Moulton explained.  “In fact,  they are telling vets that there is no
reason to charge clients less for Neutersol than for surgery.  The
selling points are the benefits of avoiding anesthesia,  overnight
stays,  and surgical risk.  It is a conflicting situation,”  Moulton
continued.  “The high price will keep the product from saving
hundreds of thousands of animals that it probably could,  but if it
does well in the marketplace and makes money for vets and Addison,
other pharmaceutical companies will be more motivated to invest in
other forms of non-surgical sterilant,”  especially the
immunocontraceptives that are the most promising product for use in
female animals.
The mid-May 2003 Addison announcement of the availability of
Neutersol came a week after the Fresno Bee erroneously asserted that
the Madera County Animal Shelter in Central California would soon
begin clinical trials of an immunocontraceptive for female cats
developed by Julie Levy,  DVM,  of the University of Florida at
Responded Levy,  “There is no clinical trial.  This was made
up by an overeager county librarian and a reporter who failed to
check the facts.  There is no product advanced enough for use by the
public yet,”  Levy added,  but offered “I have a lot of enthusiasm
for this technology,  and hopefully will have some good news soon.”

Overseas prospects

Neutersol was developed primarily by the late Dr.
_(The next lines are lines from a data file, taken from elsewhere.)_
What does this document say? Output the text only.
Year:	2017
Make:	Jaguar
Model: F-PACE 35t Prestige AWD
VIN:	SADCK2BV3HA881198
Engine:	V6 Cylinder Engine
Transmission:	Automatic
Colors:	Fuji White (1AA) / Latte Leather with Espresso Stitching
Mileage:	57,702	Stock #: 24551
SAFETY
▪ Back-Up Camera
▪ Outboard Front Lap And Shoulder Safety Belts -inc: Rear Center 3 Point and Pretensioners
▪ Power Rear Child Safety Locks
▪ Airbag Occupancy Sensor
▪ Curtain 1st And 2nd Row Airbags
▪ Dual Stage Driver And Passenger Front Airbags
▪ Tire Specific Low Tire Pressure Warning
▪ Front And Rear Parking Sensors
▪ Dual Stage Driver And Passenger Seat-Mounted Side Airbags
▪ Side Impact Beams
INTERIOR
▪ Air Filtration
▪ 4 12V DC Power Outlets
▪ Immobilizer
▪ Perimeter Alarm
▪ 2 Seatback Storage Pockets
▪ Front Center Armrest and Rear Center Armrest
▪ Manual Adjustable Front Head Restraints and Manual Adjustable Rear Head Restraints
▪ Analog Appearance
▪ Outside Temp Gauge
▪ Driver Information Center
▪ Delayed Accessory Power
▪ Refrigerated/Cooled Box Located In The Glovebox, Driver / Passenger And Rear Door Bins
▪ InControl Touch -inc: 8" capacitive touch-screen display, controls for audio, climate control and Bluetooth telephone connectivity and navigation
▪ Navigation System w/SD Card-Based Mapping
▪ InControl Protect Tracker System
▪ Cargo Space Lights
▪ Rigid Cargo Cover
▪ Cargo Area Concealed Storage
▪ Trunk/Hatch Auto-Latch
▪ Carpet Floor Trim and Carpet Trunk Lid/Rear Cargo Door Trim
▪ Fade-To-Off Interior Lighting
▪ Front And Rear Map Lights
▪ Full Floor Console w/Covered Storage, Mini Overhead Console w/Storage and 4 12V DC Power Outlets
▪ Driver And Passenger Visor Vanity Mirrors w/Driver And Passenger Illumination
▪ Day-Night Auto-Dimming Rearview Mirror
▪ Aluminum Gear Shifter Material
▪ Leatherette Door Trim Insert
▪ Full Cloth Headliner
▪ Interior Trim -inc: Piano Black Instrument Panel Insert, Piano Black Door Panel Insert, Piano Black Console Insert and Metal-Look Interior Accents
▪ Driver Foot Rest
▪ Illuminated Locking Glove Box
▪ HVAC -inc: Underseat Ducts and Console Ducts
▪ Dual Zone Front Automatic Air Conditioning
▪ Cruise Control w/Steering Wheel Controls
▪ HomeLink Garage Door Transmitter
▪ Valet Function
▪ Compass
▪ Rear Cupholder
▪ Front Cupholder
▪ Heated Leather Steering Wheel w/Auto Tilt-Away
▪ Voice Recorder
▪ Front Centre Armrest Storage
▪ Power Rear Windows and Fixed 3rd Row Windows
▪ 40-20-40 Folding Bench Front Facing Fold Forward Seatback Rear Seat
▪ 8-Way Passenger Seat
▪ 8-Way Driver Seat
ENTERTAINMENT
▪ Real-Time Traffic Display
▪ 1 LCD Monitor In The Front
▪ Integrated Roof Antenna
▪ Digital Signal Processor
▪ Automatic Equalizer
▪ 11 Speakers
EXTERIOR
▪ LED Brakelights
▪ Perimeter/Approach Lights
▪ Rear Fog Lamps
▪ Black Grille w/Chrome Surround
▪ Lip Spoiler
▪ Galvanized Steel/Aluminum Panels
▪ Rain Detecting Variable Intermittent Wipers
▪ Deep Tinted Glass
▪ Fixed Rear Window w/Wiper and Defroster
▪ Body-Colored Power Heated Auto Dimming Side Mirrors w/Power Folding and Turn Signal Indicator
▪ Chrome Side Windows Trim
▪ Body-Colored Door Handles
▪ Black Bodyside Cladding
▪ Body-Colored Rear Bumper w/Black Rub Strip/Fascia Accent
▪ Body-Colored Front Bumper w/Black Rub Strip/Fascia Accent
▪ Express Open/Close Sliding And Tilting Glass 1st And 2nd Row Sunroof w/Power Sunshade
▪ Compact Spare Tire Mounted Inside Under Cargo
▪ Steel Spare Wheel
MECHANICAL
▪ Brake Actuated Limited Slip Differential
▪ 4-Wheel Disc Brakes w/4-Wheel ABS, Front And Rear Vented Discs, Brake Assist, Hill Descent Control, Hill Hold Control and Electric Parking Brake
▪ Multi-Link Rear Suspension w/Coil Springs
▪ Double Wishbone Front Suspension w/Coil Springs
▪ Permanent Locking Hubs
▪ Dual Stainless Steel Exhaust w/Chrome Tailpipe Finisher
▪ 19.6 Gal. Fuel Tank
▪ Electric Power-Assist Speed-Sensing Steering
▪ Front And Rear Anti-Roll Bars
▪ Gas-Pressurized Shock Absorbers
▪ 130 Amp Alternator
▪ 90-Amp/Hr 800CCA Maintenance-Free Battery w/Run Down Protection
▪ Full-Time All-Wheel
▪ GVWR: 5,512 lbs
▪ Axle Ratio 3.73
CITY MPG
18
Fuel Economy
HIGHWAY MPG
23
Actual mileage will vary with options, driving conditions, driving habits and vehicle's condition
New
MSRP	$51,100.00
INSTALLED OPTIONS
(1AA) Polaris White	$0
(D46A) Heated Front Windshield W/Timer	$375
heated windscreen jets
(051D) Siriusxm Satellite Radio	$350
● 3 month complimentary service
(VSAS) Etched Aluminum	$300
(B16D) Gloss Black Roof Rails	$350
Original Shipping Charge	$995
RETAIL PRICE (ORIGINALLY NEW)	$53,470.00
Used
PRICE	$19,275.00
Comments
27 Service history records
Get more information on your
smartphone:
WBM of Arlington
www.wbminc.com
Mostafa S.
Fahim,  who was director until his death in December 1995 of the
Center of Reproductive Science and Technology at the Columbia campus
of the University of Missouri.
Fahim was familiar with both animal and human population issues
worldwide,  and is reportedly still the only researcher to seriously
investigate ultrasonic surgical sterilization.  During the FDA
approval process Fahim and colleagues tested Neutersol in small
numbers of dogs from the Arizona Humane Society,  Humane Society of
Missouri,  and North Shore Animal League America,  and tested it more
extensively in Mexico and Romania,  working with the Humane Society
International division of the Humane Society of the U.S.
Hopes were high that Neutersol would be priced in a manner making it
available for high-volume overseas use–even if,  of political
necessity,  the U.S. price was kept competitive with other methods of
sterilizing male dogs.
“The concept of two-tier markets is well established with
human drugs and biologicals,”  an international public health expert
involved in negotiations with pharmaceutical makers told ANIMAL
PEOPLE,  on condition of anonymity.
“For example,”  the expert said,  “AIDS patients can be
treated with state-of-the-art drugs for a fraction of the cost in
Thailand,  Brazil,  or India that would be charged in the US or
Europe.  Many companies have two price levels for pharmaceuticals.
Addison Biological Laboratory,  so far,  seems uninterested.
However,”  the expert hinted,  “the chemistry of Neutersol is rather
simple and the Indians have little difficulty in reverse-engineering
a needed product.”
In fact,  while Fahim was still in the early stages of
seeking approval of Neutersol,  Beauty Without Cruelty/India in 1990
sponsored the introduction of a chemically similar injectible
sterilant called Talsur.  It was withdrawn from use after two months
because under street conditions many of the dogs who received the
injections developed painful scrotal swelling.  With Neutersol
showing how to avoid that problem,  Indian researchers might now be
able to re-engineer Talsur to work without painful side effects–and
without infringing the Addison Biological patents.
Thus the choice for Addison Biological may soon be between
accepting two-tier pricing and losing overseas markets,  either to
knock-offs or to other sterilants  using parallel technology.